Un mois jour pour jour après son mariage, Claude de Chevreuse rejoignait, à Saint-Emilion, le Roi qui arrivait juste après la reddition de Royan. Un peu inquiet tout de même sur l’accueil qu’il allait recevoir… Or tout se passa le mieux du monde. Heureux d’une victoire augurant bien de la suite de sa campagne, Louis XIII reçut son « cousin » comme s’il l’avait quitté la veille et même l’embrassa. En dépit d’un physique austère dont sa gravité naturelle augmentait l’effet, le jeune roi de vingt et un ans pouvait se montrer charmant et ses rares sourires possédaient un charme inattendu.

— Nos armes font merveille, mon cousin, lui dit-il, mais grâce à Dieu il reste encore beaucoup à faire et vous arrivez à point nommé pour en prendre votre belle part.

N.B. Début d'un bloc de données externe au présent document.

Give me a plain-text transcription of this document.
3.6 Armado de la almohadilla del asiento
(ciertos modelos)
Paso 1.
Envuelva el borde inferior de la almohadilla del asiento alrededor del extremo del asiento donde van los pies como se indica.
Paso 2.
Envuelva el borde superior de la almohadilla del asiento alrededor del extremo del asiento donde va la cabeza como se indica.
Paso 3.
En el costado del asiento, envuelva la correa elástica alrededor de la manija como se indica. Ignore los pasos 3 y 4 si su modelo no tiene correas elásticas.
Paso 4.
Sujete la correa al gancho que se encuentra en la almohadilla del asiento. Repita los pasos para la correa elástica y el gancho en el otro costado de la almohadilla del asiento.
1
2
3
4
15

Pas un mot sur le malencontreux mariage, pas un mot sur Marie !

— Dois-je lui en parler ? Présenter des excuses ? demanda Chevreuse à Bassompierre qu’il retrouvait avec un réel soulagement. Les deux hommes en effet étaient à peu près du même âge et se connaissaient depuis leur enfance lorraine.

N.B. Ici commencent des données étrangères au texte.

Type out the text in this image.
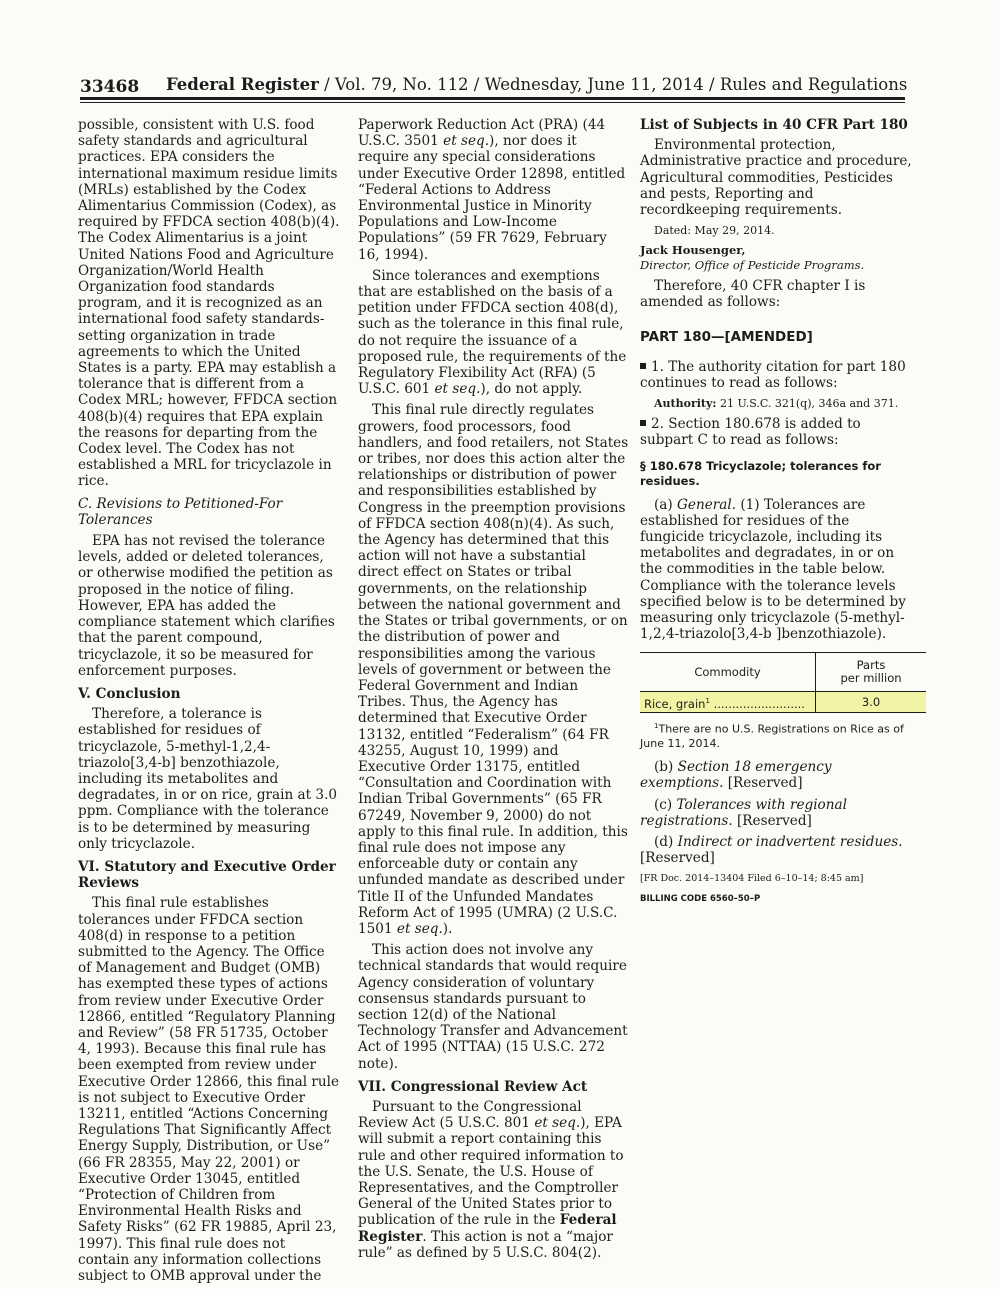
33468 Federal Register / Vol. 79, No. 112 / Wednesday, June 11, 2014 / Rules and Regulations

possible, consistent with U.S. food safety standards and agricultural practices. EPA considers the international maximum residue limits (MRLs) established by the Codex Alimentarius Commission (Codex), as required by FFDCA section 408(b)(4). The Codex Alimentarius is a joint United Nations Food and Agriculture Organization/World Health Organization food standards program, and it is recognized as an international food safety standards-setting organization in trade agreements to which the United States is a party. EPA may establish a tolerance that is different from a Codex MRL; however, FFDCA section 408(b)(4) requires that EPA explain the reasons for departing from the Codex level. The Codex has not established a MRL for tricyclazole in rice.

C. Revisions to Petitioned-For
Tolerances

EPA has not revised the tolerance levels, added or deleted tolerances, or otherwise modified the petition as proposed in the notice of filing. However, EPA has added the compliance statement which clarifies that the parent compound, tricyclazole, it so be measured for enforcement purposes.

V. Conclusion

Therefore, a tolerance is established for residues of tricyclazole, 5-methyl-1,2,4-triazolo[3,4-b] benzothiazole, including its metabolites and degradates, in or on rice, grain at 3.0 ppm. Compliance with the tolerance is to be determined by measuring only tricyclazole.

VI. Statutory and Executive Order Reviews

This final rule establishes tolerances under FFDCA section 408(d) in response to a petition submitted to the Agency. The Office of Management and Budget (OMB) has exempted these types of actions from review under Executive Order 12866, entitled “Regulatory Planning and Review” (58 FR 51735, October 4, 1993). Because this final rule has been exempted from review under Executive Order 12866, this final rule is not subject to Executive Order 13211, entitled “Actions Concerning Regulations That Significantly Affect Energy Supply, Distribution, or Use” (66 FR 28355, May 22, 2001) or Executive Order 13045, entitled “Protection of Children from Environmental Health Risks and Safety Risks” (62 FR 19885, April 23, 1997). This final rule does not contain any information collections subject to OMB approval under the

Paperwork Reduction Act (PRA) (44 U.S.C. 3501 et seq.), nor does it require any special considerations under Executive Order 12898, entitled “Federal Actions to Address Environmental Justice in Minority Populations and Low-Income Populations” (59 FR 7629, February 16, 1994).

Since tolerances and exemptions that are established on the basis of a petition under FFDCA section 408(d), such as the tolerance in this final rule, do not require the issuance of a proposed rule, the requirements of the Regulatory Flexibility Act (RFA) (5 U.S.C. 601 et seq.), do not apply.

This final rule directly regulates growers, food processors, food handlers, and food retailers, not States or tribes, nor does this action alter the relationships or distribution of power and responsibilities established by Congress in the preemption provisions of FFDCA section 408(n)(4). As such, the Agency has determined that this action will not have a substantial direct effect on States or tribal governments, on the relationship between the national government and the States or tribal governments, or on the distribution of power and responsibilities among the various levels of government or between the Federal Government and Indian Tribes. Thus, the Agency has determined that Executive Order 13132, entitled “Federalism” (64 FR 43255, August 10, 1999) and Executive Order 13175, entitled “Consultation and Coordination with Indian Tribal Governments” (65 FR 67249, November 9, 2000) do not apply to this final rule. In addition, this final rule does not impose any enforceable duty or contain any unfunded mandate as described under Title II of the Unfunded Mandates Reform Act of 1995 (UMRA) (2 U.S.C. 1501 et seq.).

This action does not involve any technical standards that would require Agency consideration of voluntary consensus standards pursuant to section 12(d) of the National Technology Transfer and Advancement Act of 1995 (NTTAA) (15 U.S.C. 272 note).

VII. Congressional Review Act

Pursuant to the Congressional Review Act (5 U.S.C. 801 et seq.), EPA will submit a report containing this rule and other required information to the U.S. Senate, the U.S. House of Representatives, and the Comptroller General of the United States prior to publication of the rule in the Federal Register. This action is not a “major rule” as defined by 5 U.S.C. 804(2).

List of Subjects in 40 CFR Part 180

Environmental protection, Administrative practice and procedure, Agricultural commodities, Pesticides and pests, Reporting and recordkeeping requirements.

Dated: May 29, 2014.

Jack Housenger,

Director, Office of Pesticide Programs.

Therefore, 40 CFR chapter I is amended as follows:

PART 180—[AMENDED]

1. The authority citation for part 180 continues to read as follows:

Authority: 21 U.S.C. 321(q), 346a and 371.

2. Section 180.678 is added to subpart C to read as follows:

§ 180.678 Tricyclazole; tolerances for residues.

(a) General. (1) Tolerances are established for residues of the fungicide tricyclazole, including its metabolites and degradates, in or on the commodities in the table below. Compliance with the tolerance levels specified below is to be determined by measuring only tricyclazole (5-methyl-1,2,4-triazolo[3,4-b ]benzothiazole).

Commodity	Parts
per million
Rice, grain$^1$ .........................	3.0

$^1$There are no U.S. Registrations on Rice as of June 11, 2014.

(b) Section 18 emergency exemptions. [Reserved]

(c) Tolerances with regional registrations. [Reserved]

(d) Indirect or inadvertent residues. [Reserved]

[FR Doc. 2014–13404 Filed 6–10–14; 8:45 am]

BILLING CODE 6560–50–P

François, baron de Betstein – francisé en Bassompierre –, de Haroué, de Remonville, de Baudricourt et d’Ormes n’avait que dix-neuf ans lors de son arrivée à Paris avec le prince de Joinville, futur duc de Chevreuse. MM. de Bellegarde et de Schomberg l’avaient présenté au roi Henri IV qui, tout de suite, s’était pris d’amitié pour ce garçon vif, hardi et entreprenant avec ses cheveux bouclés et sa blonde barbiche parfumée à l’ambre. Très brave, intelligent, cultivé – il lisait le latin et parlait quatre langues : français, allemand, italien et espagnol –, il était en outre élégant, spirituel encore que de langage assez vert, et les femmes l’adoraient. Il en aima beaucoup mais eut malheur de tomber dans les griffes de Marie d’Entragues, sœur de la marquise de Verneuil, favorite d’Henri IV à laquelle l’opposait, depuis plus de quinze ans, un procès en rupture de promesse de mariage renforcée par la naissance d’un enfant. Ce qui avait valu à l’imprudent les pires ennuis, allant jusqu’à une excommunication heureusement rapportée depuis un an… mais aussi une durable histoire d’amour avec la princesse de Conti. De telles aventures ne pouvaient qu’inciter Bassompierre à une absolue compréhension des problèmes de son ami Chevreuse. Etant lui-même très en faveur auprès de Louis XIII, il prêcha la patience.